Kul hakkı bulunan ta’zir suçları tövbeyle affolmazlar. Ayrıca hak sahibiyle helallaşmak lazımdır.


2-)TA'ZÎR



Yasaklamak, menetmek, eğitmek, saygı göstermek, ululamak, yardım etmek ve şiddetle dövmek. "A-ze-re" kökünden "tef'il" babında bir masdar. İslam hukukunda ayet ve hadislerle had cezası konulmamış olan suçlar veya bazı ma'siyetler için İslam devletinin serbestçe belirleyip uyguladığı cezaları ifade eder. Bu suçlar ya Allah hakkı ile ilgili olur; özürsüz olarak ramazan orucunu tutmamak, namazı terketmek, faiz yemek, insanların geçeceği yola pislik atmak gibi; yahut da kul hakkı niteliğinde bulunabilir; yabancı kadınla zina dışında ilişkiler kurmak, on dirhemden (iki koyun parası) az bir malı çalmak veya koruma altında bulunmayan bir şeyi almak, emanete hıyanet etmek, rüşvet almak, sövmek ve başkalarına eza vermek gibi.
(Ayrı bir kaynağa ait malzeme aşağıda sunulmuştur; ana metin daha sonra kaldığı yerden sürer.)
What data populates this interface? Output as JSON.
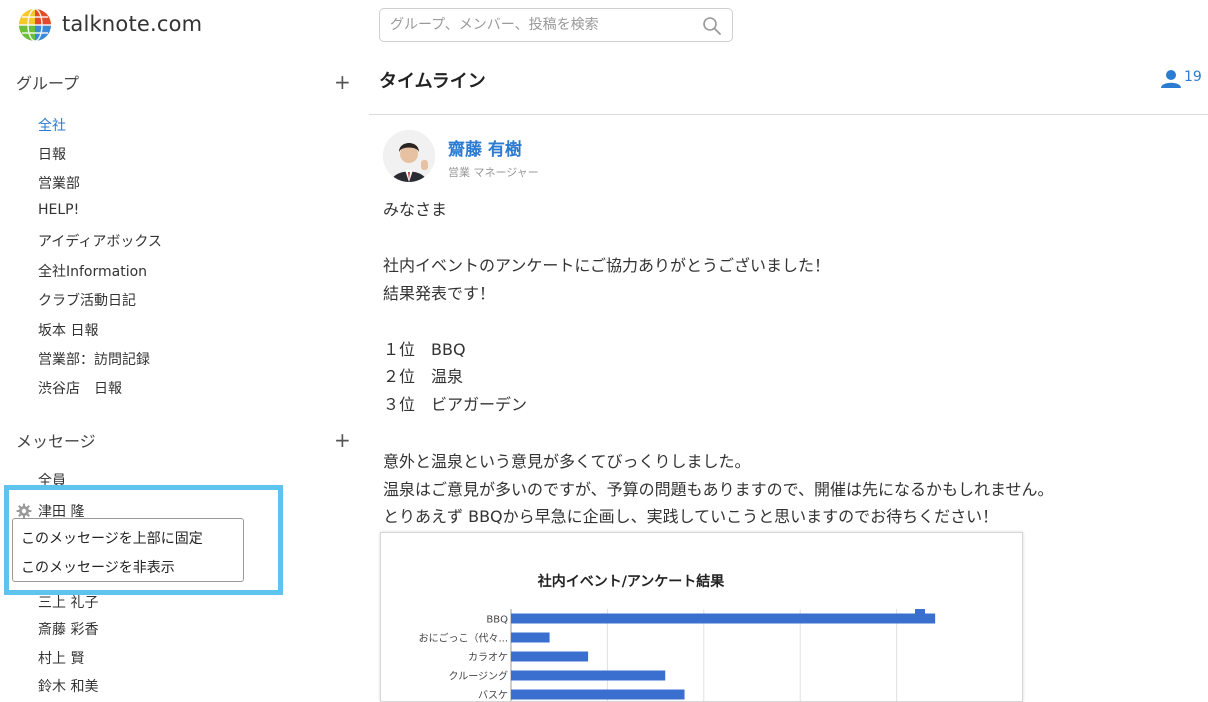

Had cezaları dışında hangi söz, fiil veya davranışların ne miktar cezayı gerektireceğini İslam devleti belirler. Ancak bu belirlemede de bir takım esaslara uyulur. Mesela, bazı hakaret çeşitleri kişi, aile veya belde örfüne göre değişebilir. Ebu Hanife'ye göre, bir kimsenin diğerine köpek, eşek ve öküz gibi bir hayvan ismiyle hitap etmesi ta'zir cezasını gerektirmez. Çünkü bu, gerçekleşmesi düşünülemeyen bir şeyle iftira etmek anlamına gelir ki bu yalanın ayıbı söyleyene döner, ancak diğer bazı müctehidlere göre benzeri kişilere eza veren, onları üzen söz, fiil ve davranışlar ta'zir cezasını gerektirir (İbnü'l-Kayyim, İ'lamü'l-Muvakkıin, Kahire 1325-1326, II, 99; İbn Nüceym el-Mısri, el-Bahnu'r-Raik, Mısır 1334, VIII, 240; ez-Zühayli, el-Fıkhu'l-İslami ve Edilletüh, VI, 197,198).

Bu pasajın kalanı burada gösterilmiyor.